There have been a few other instances where I have been able to predict certain events and products, so I have been trying to understand why that happens.
Is it a way of absorbing information and does one start seeing patterns in disparate fields? Does that make one speak metaphorically?
Most importantly, is being prescient about certain things good or bad? Can it result in the design or a product that is ahead of its time? That may not be good if the market takes too long to catch on, or change its habits, and adapt to the new product.
Timing is a tricky thing, whether it is timing the stock market or timing the birth of a product.
Does being prescient take away an ability to live with a sense of wonderment? Does a habit to seek patterns while reading something lead to over-thinking or scattered thinking? Does being prescient feed 'told-you-so' conversations? Does prescience pave the way for schadenfreude, especially under the cover of anonymity on the Internet? How does one avoid these traps?
The good news is prescience comes with guardrails. It does not work consistently. The word 'prescience' has the word 'science' within, but it is art.
Prescience is probably the same as identifying patterns and extrapolating results. Prescience is probably how wisdom manifests.
Therein lie answers to the question of how one develops prescience.

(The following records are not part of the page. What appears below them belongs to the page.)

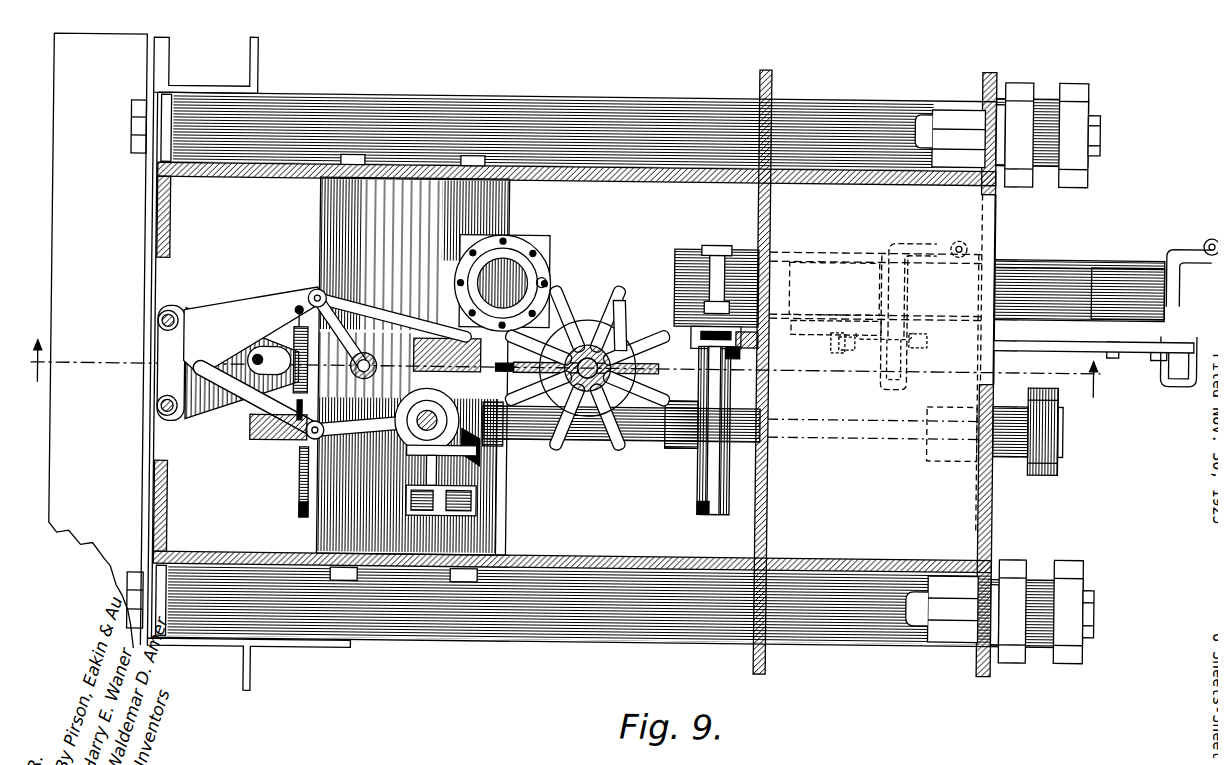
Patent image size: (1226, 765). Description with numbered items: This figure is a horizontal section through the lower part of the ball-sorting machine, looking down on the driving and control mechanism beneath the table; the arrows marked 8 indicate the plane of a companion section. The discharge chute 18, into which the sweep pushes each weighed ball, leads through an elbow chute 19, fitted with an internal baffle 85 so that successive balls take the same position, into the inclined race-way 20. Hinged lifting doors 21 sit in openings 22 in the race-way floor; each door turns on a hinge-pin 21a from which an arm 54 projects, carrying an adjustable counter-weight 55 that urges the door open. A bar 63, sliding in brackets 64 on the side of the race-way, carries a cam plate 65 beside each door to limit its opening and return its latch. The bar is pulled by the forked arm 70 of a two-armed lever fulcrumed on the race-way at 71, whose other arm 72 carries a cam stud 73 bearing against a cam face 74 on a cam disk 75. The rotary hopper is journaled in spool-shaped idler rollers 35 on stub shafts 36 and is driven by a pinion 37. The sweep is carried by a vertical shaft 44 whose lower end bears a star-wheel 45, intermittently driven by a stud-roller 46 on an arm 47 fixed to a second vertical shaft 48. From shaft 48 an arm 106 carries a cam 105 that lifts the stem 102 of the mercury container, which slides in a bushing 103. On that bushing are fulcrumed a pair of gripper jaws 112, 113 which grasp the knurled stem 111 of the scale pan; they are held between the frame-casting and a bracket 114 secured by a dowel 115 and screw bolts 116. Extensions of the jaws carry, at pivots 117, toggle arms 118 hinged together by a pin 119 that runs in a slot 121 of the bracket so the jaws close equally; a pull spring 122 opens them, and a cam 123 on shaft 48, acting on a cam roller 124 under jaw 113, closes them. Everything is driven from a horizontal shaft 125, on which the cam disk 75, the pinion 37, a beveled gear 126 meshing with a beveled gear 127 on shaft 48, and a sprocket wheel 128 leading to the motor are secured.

The section line 8- 8 is at (568, 377).
The discharge chute 18 is at (516, 254).
The elbow chute 19 is at (618, 252).
The inclined race-way 20 is at (1038, 256).
The hinged lifting doors 21 is at (836, 264).
The hinge-pin 21a is at (852, 348).
The openings 22 is at (797, 252).
The spool-shaped idler rollers 35 is at (1076, 80).
The stub shafts 36 is at (1099, 131).
The pinion 37 is at (1044, 471).
The vertical shaft 44 is at (585, 420).
The star-wheel 45 is at (622, 320).
The stud-roller 46 is at (290, 445).
The arm 47 is at (300, 492).
The vertical shaft 48 is at (318, 520).
The arm 54 is at (903, 240).
The counter-weight 55 is at (951, 237).
The bar 63 is at (1050, 347).
The brackets 64 is at (896, 378).
The cam plate 65 is at (828, 343).
The arm 70 is at (697, 334).
The fulcrum 71 is at (712, 258).
The arm 72 is at (782, 320).
The cam stud 73 is at (765, 365).
The cam face 74 is at (735, 358).
The cam disk 75 is at (700, 480).
The internal baffle 85 is at (545, 278).
The push-rod or stem 102 is at (363, 354).
The bushing 103 is at (452, 338).
The cam 105 is at (478, 490).
The arm 106 is at (478, 510).
The knurled stem 111 is at (500, 374).
The gripper jaw 112 is at (455, 340).
The gripper jaw 113 is at (300, 510).
The bracket 114 is at (170, 346).
The dowel 115 is at (258, 356).
The screw bolts 116 is at (158, 325).
The pivots 117 is at (311, 294).
The toggle arms 118 is at (246, 330).
The pin 119 is at (190, 371).
The slot 121 is at (228, 345).
The pull spring 122 is at (252, 444).
The cam 123 is at (318, 536).
The cam roller 124 is at (462, 433).
The horizontal shaft 125 is at (642, 442).
The beveled gear 126 is at (472, 442).
The beveled gear 127 is at (476, 458).
The sprocket wheel 128 is at (296, 522).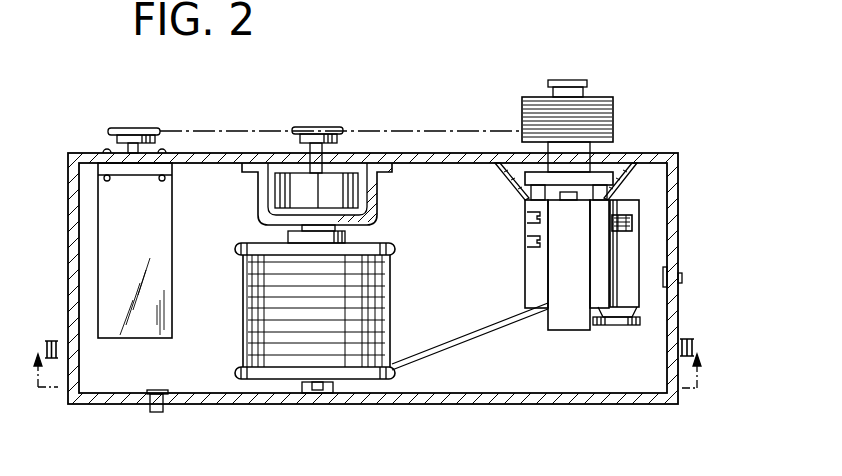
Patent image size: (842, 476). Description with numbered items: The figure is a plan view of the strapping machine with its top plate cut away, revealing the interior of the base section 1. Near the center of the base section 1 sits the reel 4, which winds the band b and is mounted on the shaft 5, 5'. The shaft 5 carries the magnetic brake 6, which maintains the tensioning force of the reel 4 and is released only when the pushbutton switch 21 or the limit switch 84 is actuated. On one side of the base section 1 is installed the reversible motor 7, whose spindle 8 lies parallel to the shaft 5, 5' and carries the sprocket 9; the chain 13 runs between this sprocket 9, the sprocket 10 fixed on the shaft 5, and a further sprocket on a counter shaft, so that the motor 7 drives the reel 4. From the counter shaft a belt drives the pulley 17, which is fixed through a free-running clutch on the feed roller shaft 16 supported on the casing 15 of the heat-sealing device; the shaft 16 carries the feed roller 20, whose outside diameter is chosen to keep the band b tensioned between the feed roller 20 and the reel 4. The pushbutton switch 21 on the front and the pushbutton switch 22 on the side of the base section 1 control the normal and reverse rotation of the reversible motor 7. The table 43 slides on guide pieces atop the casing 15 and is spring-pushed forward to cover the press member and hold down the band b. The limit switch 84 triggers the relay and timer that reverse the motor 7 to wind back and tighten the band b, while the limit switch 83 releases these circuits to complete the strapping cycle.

The base section 1 is at (428, 396).
The reel 4 is at (393, 247).
The shaft 5 is at (316, 190).
The shaft 5' is at (317, 414).
The magnetic brake 6 is at (347, 197).
The reversible motor 7 is at (155, 310).
The spindle 8 is at (126, 148).
The sprocket 9 is at (134, 128).
The sprocket 10 is at (316, 127).
The chain 13 is at (391, 130).
The casing 15 is at (632, 293).
The feed roller shaft 16 is at (618, 248).
The pulley 17 is at (612, 224).
The feed roller 20 is at (613, 324).
The pushbutton switch 21 is at (157, 413).
The pushbutton switch 22 is at (682, 278).
The table 43 is at (567, 305).
The limit switch 83 is at (526, 217).
The limit switch 84 is at (526, 243).
The band b is at (370, 310).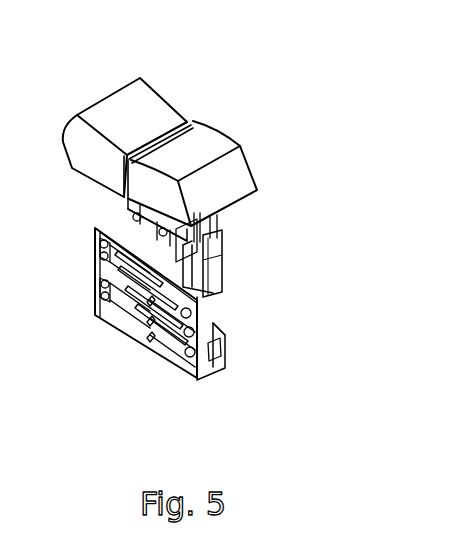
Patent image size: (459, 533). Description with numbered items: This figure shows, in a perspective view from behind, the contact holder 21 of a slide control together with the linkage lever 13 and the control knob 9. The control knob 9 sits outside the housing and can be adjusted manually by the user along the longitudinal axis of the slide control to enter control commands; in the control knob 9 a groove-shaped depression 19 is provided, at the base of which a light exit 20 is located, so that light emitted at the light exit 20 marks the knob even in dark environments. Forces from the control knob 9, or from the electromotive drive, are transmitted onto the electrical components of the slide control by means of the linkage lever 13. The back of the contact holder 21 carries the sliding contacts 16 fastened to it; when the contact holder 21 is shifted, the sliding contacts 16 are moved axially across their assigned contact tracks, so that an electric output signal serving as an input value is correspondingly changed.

The light exit 20 is at (158, 131).
The groove-shaped depression 19 is at (193, 122).
The control knob 9 is at (235, 172).
The linkage lever 13 is at (232, 243).
The contact holder 21 is at (120, 318).
The sliding contacts 16 is at (158, 352).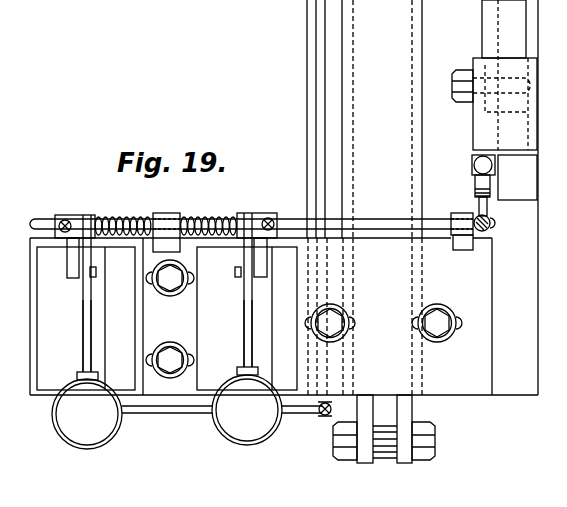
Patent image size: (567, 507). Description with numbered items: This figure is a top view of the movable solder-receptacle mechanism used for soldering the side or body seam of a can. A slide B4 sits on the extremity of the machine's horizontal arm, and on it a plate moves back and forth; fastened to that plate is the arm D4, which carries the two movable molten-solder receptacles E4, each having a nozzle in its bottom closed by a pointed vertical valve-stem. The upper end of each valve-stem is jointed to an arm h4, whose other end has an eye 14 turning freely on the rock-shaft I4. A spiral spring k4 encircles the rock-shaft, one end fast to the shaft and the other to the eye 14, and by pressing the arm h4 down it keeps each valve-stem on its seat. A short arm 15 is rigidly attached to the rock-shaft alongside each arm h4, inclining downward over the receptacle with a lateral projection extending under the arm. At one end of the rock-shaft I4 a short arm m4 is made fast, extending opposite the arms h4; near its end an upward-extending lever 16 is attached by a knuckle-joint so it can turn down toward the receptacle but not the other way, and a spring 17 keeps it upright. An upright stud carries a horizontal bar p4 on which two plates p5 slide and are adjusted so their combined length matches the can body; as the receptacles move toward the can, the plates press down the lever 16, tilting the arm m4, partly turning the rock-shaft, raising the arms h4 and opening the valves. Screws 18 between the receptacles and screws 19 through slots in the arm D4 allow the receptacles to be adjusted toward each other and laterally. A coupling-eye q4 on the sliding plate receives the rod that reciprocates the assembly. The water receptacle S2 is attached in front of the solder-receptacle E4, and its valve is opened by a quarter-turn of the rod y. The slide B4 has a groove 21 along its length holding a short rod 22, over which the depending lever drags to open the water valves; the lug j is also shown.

Absorb information from all possible sources and do it consistently for a long time, not because you are paid to do it or because you have to pass an exam. Read, watch, experience things and learn. Do it out of curiosity. Learn from history. With the passage of time, we might find ourselves becoming more and more prescient, and certainly getting older and wiser. Wisdom may be another way to describe prescience. That may explain why only elders are able to engage in 'told-you-so' behaviors with abandon.
This was a warm-up blog post for future essays exploring and observing the world and life.